Callahan picked up a car magazine and flipped through it when he could, then he too fell asleep – and into a restless dream. Something shook his chair and he woke up, saw the nurse disconnecting the IV from Frank’s port so he wiped away the sleep and sat up; Frank looked awful now, tired and sallow. They sat for a few more minutes then made their way out to the Rover; once he had Frank belted in he turned on the air conditioner and turned the ducts to face his friend, then drove slowly back to the city. Frank dozed, leaving Harry in a funk.

When they arrived, DD helped get Frank to a cot in one of the smaller crew rest areas, then Harry went to his office, where he found Nils and Fujiko waiting. He ignored Fujiko as best he could, but he realized he still felt a mix of dread and anger over this first meeting since her last departure. Once DD arrived he launched right into what he had in mind.

“Fujiko, I’ve asked you here today in a business capacity, and nothing more. As you may recall, I have an interest in a music company. It is based in Copenhagen and has a well established store here in the city, and currently Nils,” he said, pointing to the long-haired Dane, “is the resident manager of this store. Recently, Nils has been opening up the store to carry new types of instruments, mainly electronic synthesizers, and he’s asked about the possibility of opening new stores around the world.
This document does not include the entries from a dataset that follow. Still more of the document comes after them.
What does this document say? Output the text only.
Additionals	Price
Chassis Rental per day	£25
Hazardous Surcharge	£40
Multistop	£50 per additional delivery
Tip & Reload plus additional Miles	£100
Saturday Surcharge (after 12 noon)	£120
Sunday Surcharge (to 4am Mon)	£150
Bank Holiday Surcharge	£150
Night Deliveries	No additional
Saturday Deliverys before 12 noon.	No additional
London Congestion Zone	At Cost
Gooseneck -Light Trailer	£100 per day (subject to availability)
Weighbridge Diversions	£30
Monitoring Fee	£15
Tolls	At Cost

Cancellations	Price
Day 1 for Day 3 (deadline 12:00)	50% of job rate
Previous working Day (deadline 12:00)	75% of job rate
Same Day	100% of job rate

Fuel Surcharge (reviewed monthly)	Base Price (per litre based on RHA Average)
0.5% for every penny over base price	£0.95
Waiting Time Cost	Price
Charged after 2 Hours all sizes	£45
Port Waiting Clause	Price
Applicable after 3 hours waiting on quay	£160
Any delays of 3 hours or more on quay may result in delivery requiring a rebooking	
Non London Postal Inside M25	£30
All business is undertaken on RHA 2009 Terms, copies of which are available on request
The first store we’d like to think about would be in Japan, and since you’ve gone back to school and received your MBA, I thought you might be the perfect person to help spearhead this effort.”

“I see,” she said. “Thank you so much for thinking of me.”

Harry nodded, suddenly unsure of himself on hearing her voice once again. “If you agree, we’d like to hire you, bring you onto the Rosenthal Music Company payroll, and with your help explore the possibilities of opening new stores in Asia and Europe. Is this something you’d like to consider?”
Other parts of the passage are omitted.